Sie geht auf die Etymologie des Begriffs ein, denkt über den Zusammenhang von Hoffnung und Zukunft, ganz grundlegend über Hoffnung und die Vorstellung von Zeit nach, über Hoffnung und Glück, Zuversicht, Handeln, Verantwortung, Erinnerung und Kraft, über das Gewicht der Hoffnung. All diese Verbindungen zeigen nicht zuletzt Modelle des westlichen Denkens auf, beispielsweise die Ausrichtung auf das Jenseits, das dem christlichen Glauben innewohnt. Oder die Tatsache, dass eine Hoffnung nicht per se "ein hehres Ziel" hat. Man denke an den Traum einer Nation, ihr Territorium zu erweitern, ihre Hoffnung, eine stärkere Macht im globalen Gefüge zu werden.
Dieser Punkt zeigt auch deutlich, dass zwischen individueller und kollektiver Hoffnung zu unterscheiden ist.
Fein ausgearbeitet und unterlegt mit den berühmten Gedichten über die Hoffnung von Emily Dickinson, Friedrich Schiller und Lord Byron denkt sie über die verschiedensten Facetten des Begriffs Hoffnung nach - es sind viel mehr, als ich erwartet hatte.
Sehr spannend sind die Hinweise Kinskys zu Dantes Commedia und Homers Odysseus. Dieser ist zunächst ein "Mensch der Gegenwart", er "bewegt sich von Jetzt zu Jetzt." Erst indem er anfängt, seine Geschichte zu erzählen, blickt er auf die Vergangenheit und richtet mit seiner Absicht, nach Hause zurückkehren zu wollen, seinen Blick auf die Zukunft. Sprich, er tritt ein in den "Möglichkeitsraum" der Hoffnung.

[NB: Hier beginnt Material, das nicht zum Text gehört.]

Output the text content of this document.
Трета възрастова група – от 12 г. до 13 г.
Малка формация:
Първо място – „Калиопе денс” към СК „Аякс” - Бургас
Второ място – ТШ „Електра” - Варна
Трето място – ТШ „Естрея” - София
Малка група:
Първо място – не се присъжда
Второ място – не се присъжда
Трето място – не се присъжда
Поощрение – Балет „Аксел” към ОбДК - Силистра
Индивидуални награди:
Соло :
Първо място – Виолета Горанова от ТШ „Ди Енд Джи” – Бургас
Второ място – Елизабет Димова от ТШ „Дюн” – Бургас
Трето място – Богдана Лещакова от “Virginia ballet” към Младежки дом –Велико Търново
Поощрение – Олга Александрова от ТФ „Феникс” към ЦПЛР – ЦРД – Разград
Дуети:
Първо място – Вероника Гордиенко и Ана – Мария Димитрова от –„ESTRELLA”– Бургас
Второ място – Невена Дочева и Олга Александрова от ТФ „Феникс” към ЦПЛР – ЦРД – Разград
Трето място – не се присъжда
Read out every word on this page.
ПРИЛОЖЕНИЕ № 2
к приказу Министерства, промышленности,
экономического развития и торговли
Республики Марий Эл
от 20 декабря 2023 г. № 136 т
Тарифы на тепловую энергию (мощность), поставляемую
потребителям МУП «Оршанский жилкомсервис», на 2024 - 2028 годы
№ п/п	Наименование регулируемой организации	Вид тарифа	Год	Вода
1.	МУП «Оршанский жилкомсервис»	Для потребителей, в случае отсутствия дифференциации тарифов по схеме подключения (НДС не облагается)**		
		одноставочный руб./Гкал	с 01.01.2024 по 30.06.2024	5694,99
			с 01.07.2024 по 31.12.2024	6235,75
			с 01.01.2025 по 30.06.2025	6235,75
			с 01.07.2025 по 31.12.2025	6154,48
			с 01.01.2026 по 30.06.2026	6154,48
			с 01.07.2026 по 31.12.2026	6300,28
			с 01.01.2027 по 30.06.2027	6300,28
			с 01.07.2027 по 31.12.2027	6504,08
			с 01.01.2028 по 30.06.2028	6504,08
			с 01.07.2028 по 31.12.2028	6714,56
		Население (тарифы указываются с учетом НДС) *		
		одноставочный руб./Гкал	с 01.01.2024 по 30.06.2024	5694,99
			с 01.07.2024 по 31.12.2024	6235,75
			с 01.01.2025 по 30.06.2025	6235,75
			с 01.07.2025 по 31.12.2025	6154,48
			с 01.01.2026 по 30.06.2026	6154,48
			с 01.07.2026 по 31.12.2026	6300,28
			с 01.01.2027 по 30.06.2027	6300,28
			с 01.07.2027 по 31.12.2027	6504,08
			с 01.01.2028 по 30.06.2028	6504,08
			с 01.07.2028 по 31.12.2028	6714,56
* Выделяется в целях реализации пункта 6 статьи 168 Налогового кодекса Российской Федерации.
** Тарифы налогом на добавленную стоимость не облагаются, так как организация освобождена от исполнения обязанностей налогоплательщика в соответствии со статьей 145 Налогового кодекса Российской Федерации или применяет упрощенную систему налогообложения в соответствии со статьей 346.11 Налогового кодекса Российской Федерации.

Im letzten Kapitel blickt Esther Kinsky wieder, wie am Anfang, auf ihr eigenes Leben.
Ihr Lebensgefährte ist an Krebs erkrankt, nach einer langen Zeit der Behandlungen, gibt "es nun keine Hoffnung mehr."
Dieses Mal führt die Hoffnungslosigkeit zu einem völligen Einlassen auf die Gegenwart. Über weite Strecken "herrschte ... das aus aller Zeit gelöste Glück an den Augenblicken, ... ohne Zukunft und Hoffnung."
Es kann auch befreiend sein, die Hoffnung aufzugeben:
"Vielleicht ist die Gegenwart als kompromissloses Jetzt,
das sich mit keiner Aussicht oder Zuversicht einlässt, die unterschätzte Kraft..."
Klar, verständlich, vielschichtig, umfassend, den Ambiva-lenzen nicht aus dem Weg gehend und immer wieder überraschend, auf jeden Falls sehr nachdenklich machend, ist dieser Text. Eine Fundgrube, in der man bei jeder Lektüre neue Aspekte entdecken kann.